Mark Baulch and John Farnan of the CWU national executive, Mark Palfrey, London divisional rep, Alan Smith, the area distribution rep West London Amal, Barry Nelson, the chair of London postal and counters branch, and Dave Morrison, CWU rep N1 have all signed.
Bob Cullen, the area processing rep of South Central No 1 CWU, and Kevin Duffy, the area delivery rep of South Central No 1 CWU, are among a host of other CWU activists who have also added their names.
Many post workers signed the statement on their picket lines – official and unofficial – during their strike last week.
Fourteen postal workers at Team Valley in Gateshead, whose unofficial strike last week forced management back from victimising their rep, signed the statement. Six workers at Waterlooville delivery office in Hampshire also put their names to it during their strike.
A number of members of the PCS union have thrown their weight behind solidarity with the postal workers.
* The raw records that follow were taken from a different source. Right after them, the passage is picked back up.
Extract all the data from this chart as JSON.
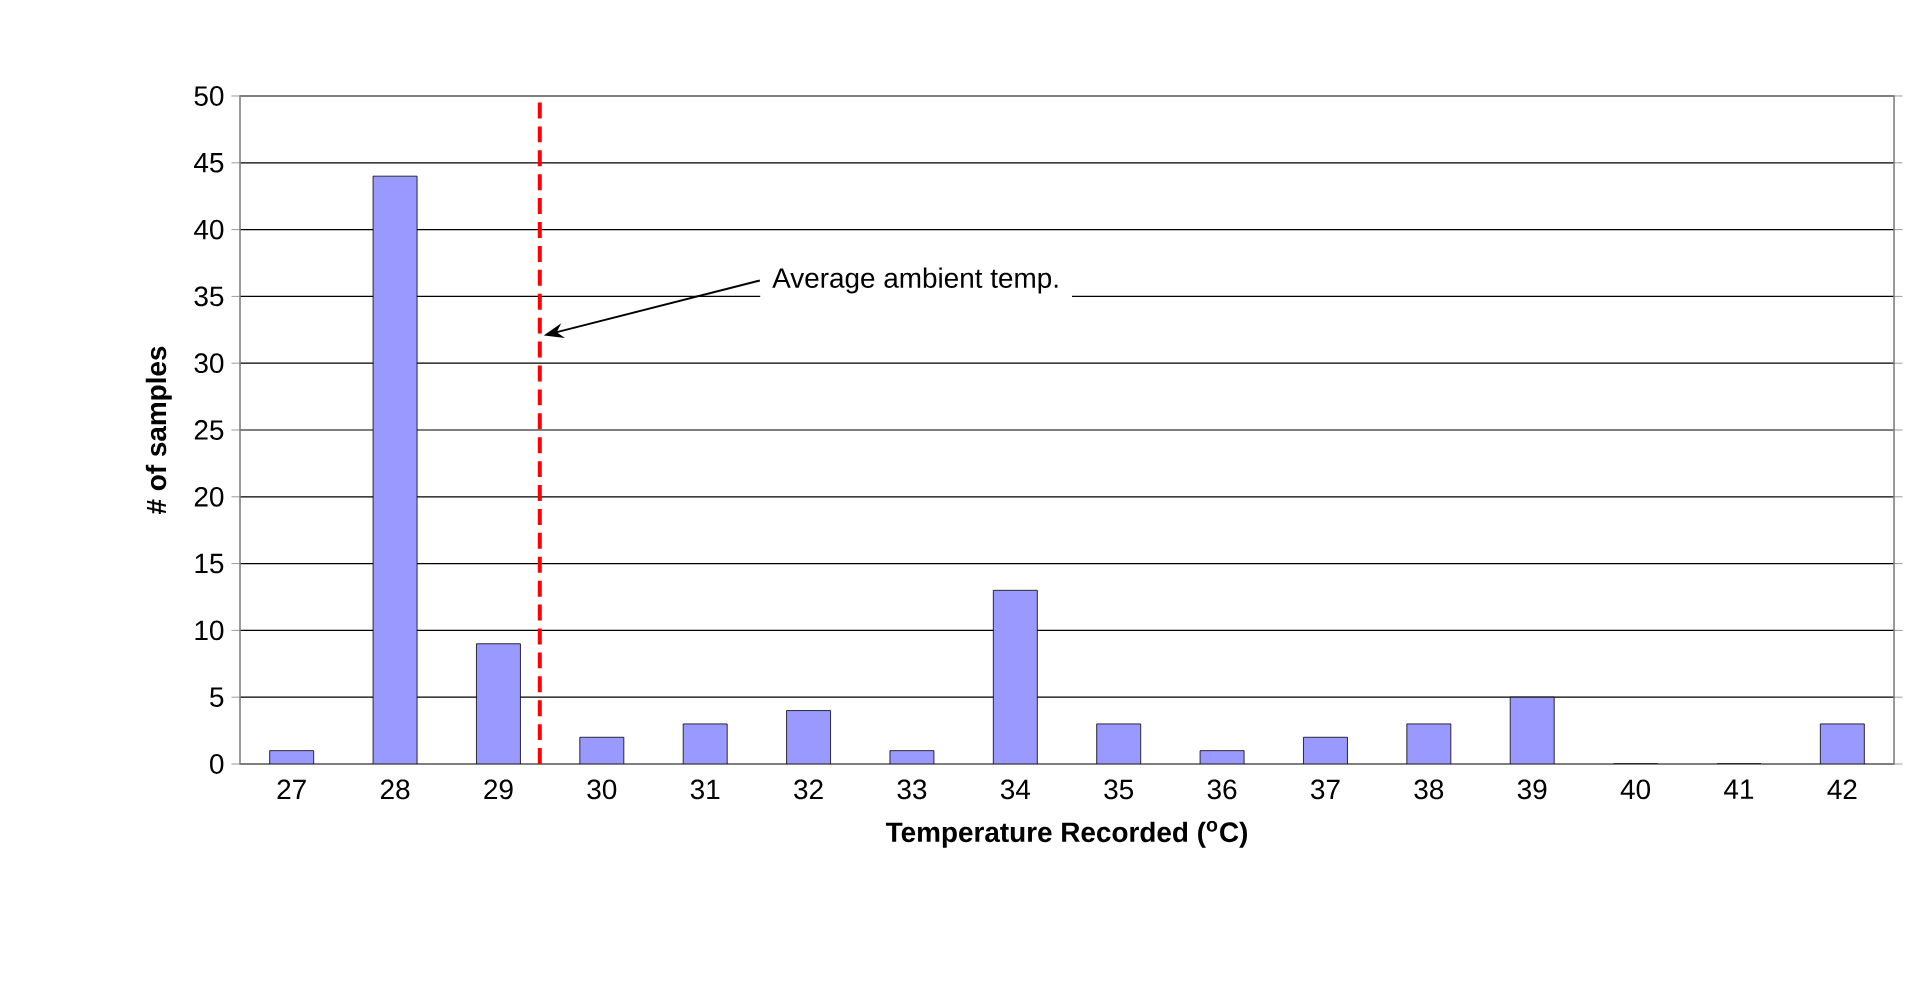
{
  "chart_data": {
    "type": "bar",
    "xlabel": "Temperature Recorded ($^{o}$C)",
    "ylabel": "# of samples",
    "x": [
      27,
      28,
      29,
      30,
      31,
      32,
      33,
      34,
      35,
      36,
      37,
      38,
      39,
      40,
      41,
      42
    ],
    "values": [
      1,
      44,
      9,
      2,
      3,
      4,
      1,
      13,
      3,
      1,
      2,
      3,
      5,
      0,
      0,
      3
    ],
    "color": "#9999ff",
    "xlim": [
      26.5,
      42.5
    ],
    "xticks": [
      27,
      28,
      29,
      30,
      31,
      32,
      33,
      34,
      35,
      36,
      37,
      38,
      39,
      40,
      41,
      42
    ],
    "ylim": [
      0,
      50
    ],
    "yticks": [
      0,
      5,
      10,
      15,
      20,
      25,
      30,
      35,
      40,
      45,
      50
    ],
    "grid": "y",
    "ref_lines": [
      {
        "axis": "x",
        "value": 29.4,
        "color": "#ff0000",
        "line_style": "dashed"
      }
    ],
    "annotations": [
      {
        "text": "Average ambient temp.",
        "x": 29.4,
        "y": 32
      }
    ]
  }
}
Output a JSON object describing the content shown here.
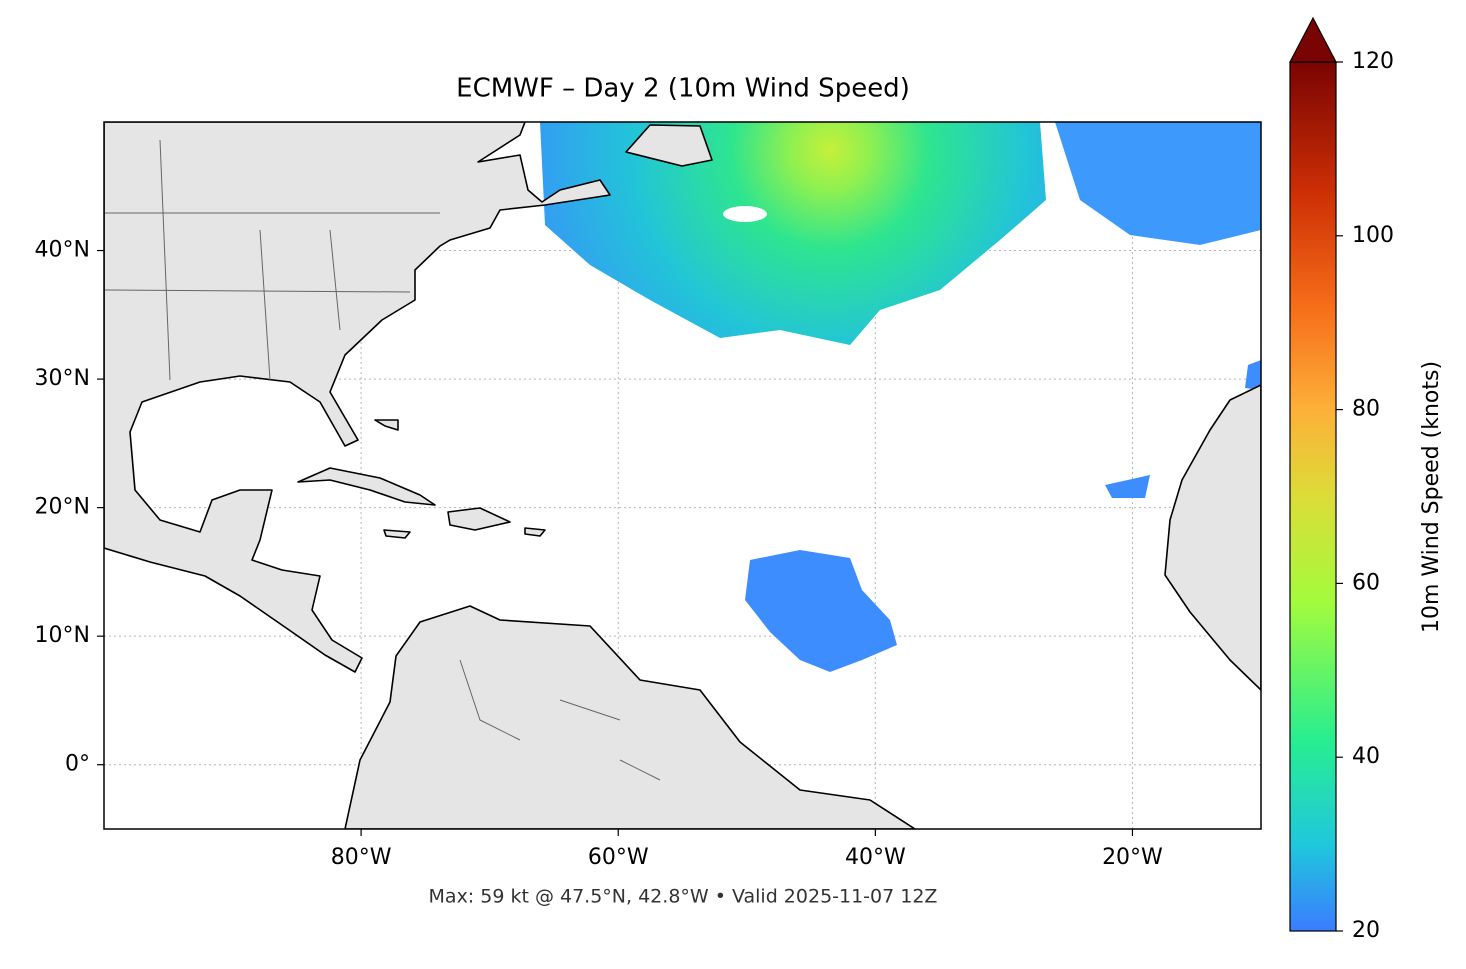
{
  "title": "ECMWF – Day 2 (10m Wind Speed)",
  "footer": "Max: 59 kt @ 47.5°N, 42.8°W • Valid 2025-11-07 12Z",
  "map": {
    "xlim": [
      -100,
      -10
    ],
    "ylim": [
      -5,
      50
    ],
    "lon_ticks": [
      {
        "value": -80,
        "label": "80°W"
      },
      {
        "value": -60,
        "label": "60°W"
      },
      {
        "value": -40,
        "label": "40°W"
      },
      {
        "value": -20,
        "label": "20°W"
      }
    ],
    "lat_ticks": [
      {
        "value": 0,
        "label": "0°"
      },
      {
        "value": 10,
        "label": "10°N"
      },
      {
        "value": 20,
        "label": "20°N"
      },
      {
        "value": 30,
        "label": "30°N"
      },
      {
        "value": 40,
        "label": "40°N"
      }
    ],
    "grid": true
  },
  "colorbar": {
    "label": "10m Wind Speed (knots)",
    "lim": [
      20,
      120
    ],
    "ticks": [
      20,
      40,
      60,
      80,
      100,
      120
    ]
  }
}
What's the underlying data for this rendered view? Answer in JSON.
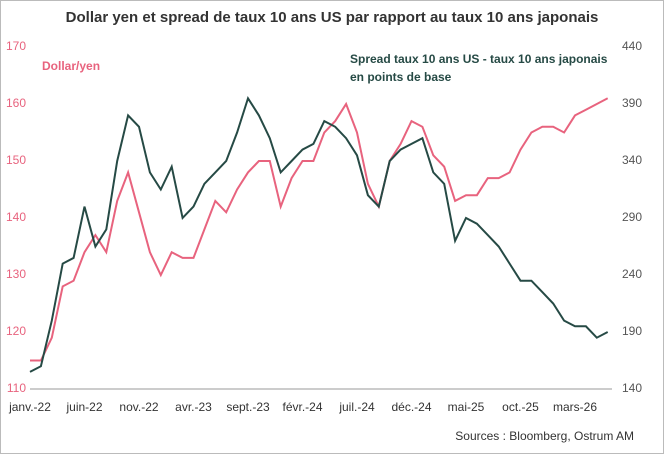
{
  "chart_data": {
    "type": "line",
    "title": "Dollar yen et spread de taux 10 ans US par rapport au taux 10 ans japonais",
    "source": "Sources : Bloomberg, Ostrum AM",
    "categories": [
      "janv.-22",
      null,
      null,
      null,
      null,
      "juin-22",
      null,
      null,
      null,
      null,
      "nov.-22",
      null,
      null,
      null,
      null,
      "avr.-23",
      null,
      null,
      null,
      null,
      "sept.-23",
      null,
      null,
      null,
      null,
      "févr.-24",
      null,
      null,
      null,
      null,
      "juil.-24",
      null,
      null,
      null,
      null,
      "déc.-24",
      null,
      null,
      null,
      null,
      "mai-25",
      null,
      null,
      null,
      null,
      "oct.-25",
      null,
      null,
      null,
      null,
      "mars-26",
      null,
      null,
      null
    ],
    "series": [
      {
        "name": "Dollar/yen",
        "color": "#e8637e",
        "axis": "y",
        "values": [
          115,
          115,
          119,
          128,
          129,
          134,
          137,
          134,
          143,
          148,
          141,
          134,
          130,
          134,
          133,
          133,
          138,
          143,
          141,
          145,
          148,
          150,
          150,
          142,
          147,
          150,
          150,
          155,
          157,
          160,
          155,
          146,
          142,
          150,
          153,
          157,
          156,
          151,
          149,
          143,
          144,
          144,
          147,
          147,
          148,
          152,
          155,
          156,
          156,
          155,
          158,
          159,
          160,
          161
        ]
      },
      {
        "name": [
          "Spread taux 10 ans US - taux 10 ans japonais",
          "en points de base"
        ],
        "color": "#264a45",
        "axis": "y2",
        "values": [
          155,
          160,
          200,
          250,
          255,
          300,
          265,
          280,
          340,
          380,
          370,
          330,
          315,
          335,
          290,
          300,
          320,
          330,
          340,
          365,
          395,
          380,
          360,
          330,
          340,
          350,
          355,
          375,
          370,
          360,
          345,
          310,
          300,
          340,
          350,
          355,
          360,
          330,
          320,
          270,
          290,
          285,
          275,
          265,
          250,
          235,
          235,
          225,
          215,
          200,
          195,
          195,
          185,
          190
        ]
      }
    ],
    "ylim": [
      110,
      170
    ],
    "yticks": [
      110,
      120,
      130,
      140,
      150,
      160,
      170
    ],
    "y2lim": [
      140,
      440
    ],
    "y2ticks": [
      140,
      190,
      240,
      290,
      340,
      390,
      440
    ],
    "grid": false
  }
}
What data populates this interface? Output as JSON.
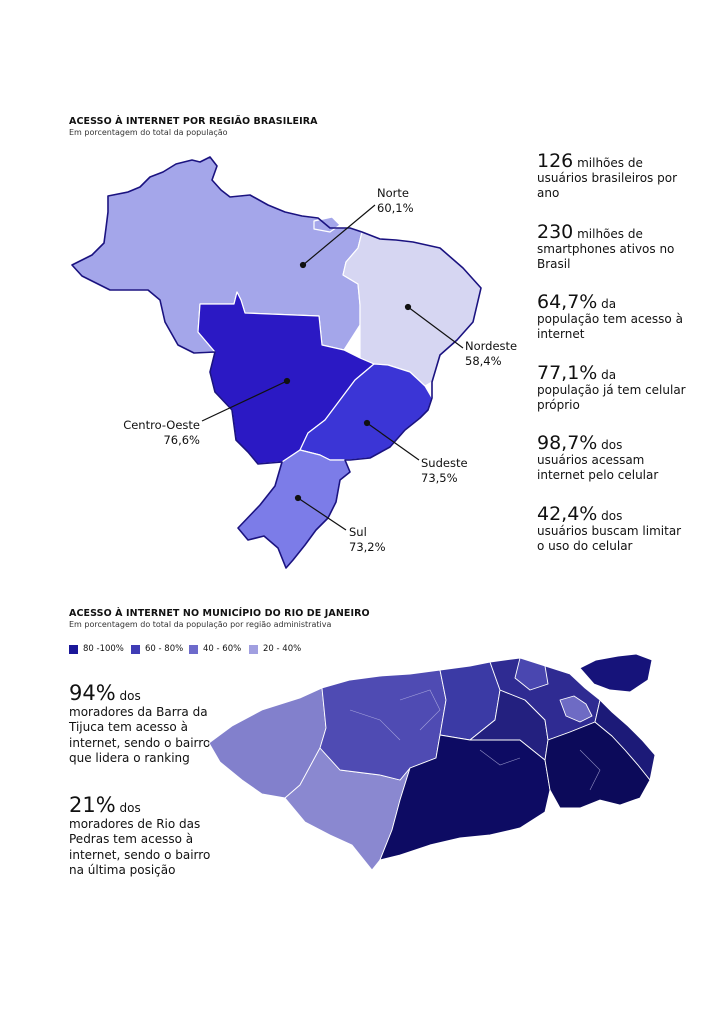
{
  "brazil": {
    "title": "ACESSO À INTERNET POR REGIÃO BRASILEIRA",
    "subtitle": "Em porcentagem do total da população",
    "regions": [
      {
        "name": "Norte",
        "value": "60,1%",
        "color": "#a4a6ea"
      },
      {
        "name": "Nordeste",
        "value": "58,4%",
        "color": "#d6d6f2"
      },
      {
        "name": "Centro-Oeste",
        "value": "76,6%",
        "color": "#2b19c4"
      },
      {
        "name": "Sudeste",
        "value": "73,5%",
        "color": "#3b35d6"
      },
      {
        "name": "Sul",
        "value": "73,2%",
        "color": "#7c7ce8"
      }
    ]
  },
  "stats": [
    {
      "big": "126",
      "rest": " milhões de",
      "more": "usuários brasileiros por ano"
    },
    {
      "big": "230",
      "rest": " milhões de",
      "more": "smartphones ativos no Brasil"
    },
    {
      "big": "64,7%",
      "rest": " da",
      "more": "população tem acesso à internet"
    },
    {
      "big": "77,1%",
      "rest": " da",
      "more": "população já tem celular próprio"
    },
    {
      "big": "98,7%",
      "rest": " dos",
      "more": "usuários acessam internet pelo celular"
    },
    {
      "big": "42,4%",
      "rest": " dos",
      "more": "usuários buscam limitar o uso do celular"
    }
  ],
  "rio": {
    "title": "ACESSO À INTERNET NO MUNICÍPIO DO RIO DE JANEIRO",
    "subtitle": "Em porcentagem do total da população por região administrativa",
    "legend": [
      {
        "label": "80 -100%",
        "color": "#1a1799"
      },
      {
        "label": "60 - 80%",
        "color": "#3f3cb5"
      },
      {
        "label": "40 - 60%",
        "color": "#6d6acb"
      },
      {
        "label": "20 - 40%",
        "color": "#a19fe0"
      }
    ],
    "stats": [
      {
        "big": "94%",
        "rest": " dos",
        "more": "moradores da Barra da Tijuca tem acesso à internet, sendo o bairro que lidera o ranking"
      },
      {
        "big": "21%",
        "rest": " dos",
        "more": "moradores de Rio das Pedras tem acesso à internet, sendo o bairro na última posição"
      }
    ]
  }
}
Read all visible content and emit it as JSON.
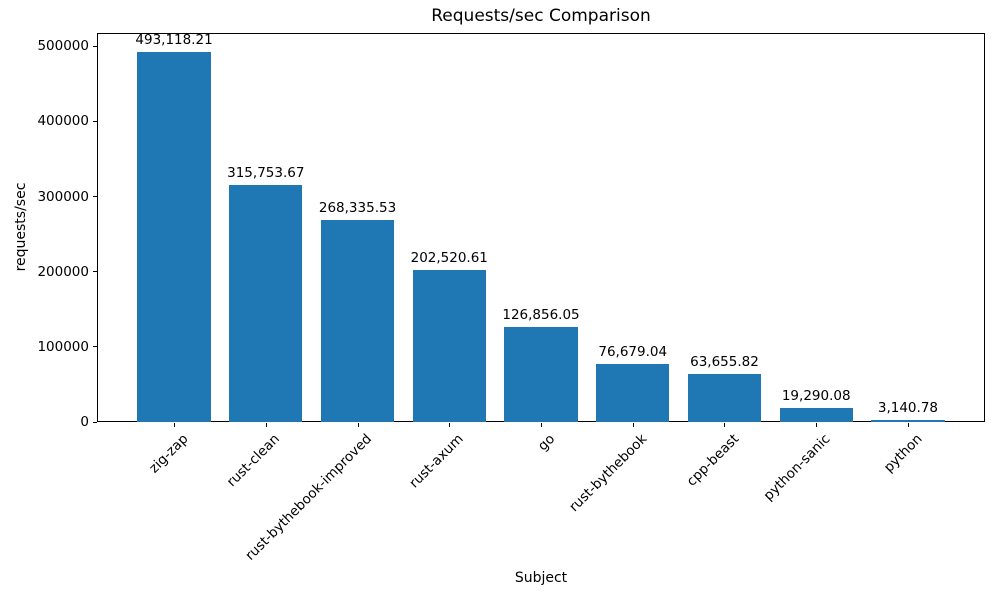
{
  "chart_data": {
    "type": "bar",
    "title": "Requests/sec Comparison",
    "xlabel": "Subject",
    "ylabel": "requests/sec",
    "categories": [
      "zig-zap",
      "rust-clean",
      "rust-bythebook-improved",
      "rust-axum",
      "go",
      "rust-bythebook",
      "cpp-beast",
      "python-sanic",
      "python"
    ],
    "values": [
      493118.21,
      315753.67,
      268335.53,
      202520.61,
      126856.05,
      76679.04,
      63655.82,
      19290.08,
      3140.78
    ],
    "value_labels": [
      "493,118.21",
      "315,753.67",
      "268,335.53",
      "202,520.61",
      "126,856.05",
      "76,679.04",
      "63,655.82",
      "19,290.08",
      "3,140.78"
    ],
    "yticks": [
      0,
      100000,
      200000,
      300000,
      400000,
      500000
    ],
    "ytick_labels": [
      "0",
      "100000",
      "200000",
      "300000",
      "400000",
      "500000"
    ],
    "ylim": [
      0,
      517774
    ],
    "xtick_rotation": 45,
    "grid": false,
    "legend": null,
    "bar_color": "#1f77b4",
    "background_color": "#ffffff",
    "text_color": "#000000"
  }
}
These include Lane Taylor, president of the revenue and customs branch at Euston Tower in London, Val Pearman of the British Library branch and Ian Barton, the branch secretary of Cambridge ETR.
Other PCS members who signed include Hamish Drummond, the branch secretary of revenue and customs in Dundee. PCS national executive members Andy Reid and Paul Williams have also signed.
A number of PCS and CWU members signed the statement at a 100-strong unions-organised rally over public sector pay in Manchester last week.
Workers from a number of other unions have signed, including the Unison local government and health union, the RMT and TSSA rail workers’ unions, Unite, the UCU higher and further education union, the NUT teachers’ union, and others.
The statement has received support from workers in other parts of the world, including the Nehawu union in South Africa, which recently led a successful public sector strike over low pay and in defence of services.
Their statement said, “We hope that you can draw strength from this important working class victory. We would like to extend our solidarity to the CWU and PCS unions and all their members out on strike or considering taking strike action.”
The success of the statement so far shows the level of support for united action among grassroots workers. Make sure you add your name to the appeal.
All those who signed the joint action statement did so in a personal capacity.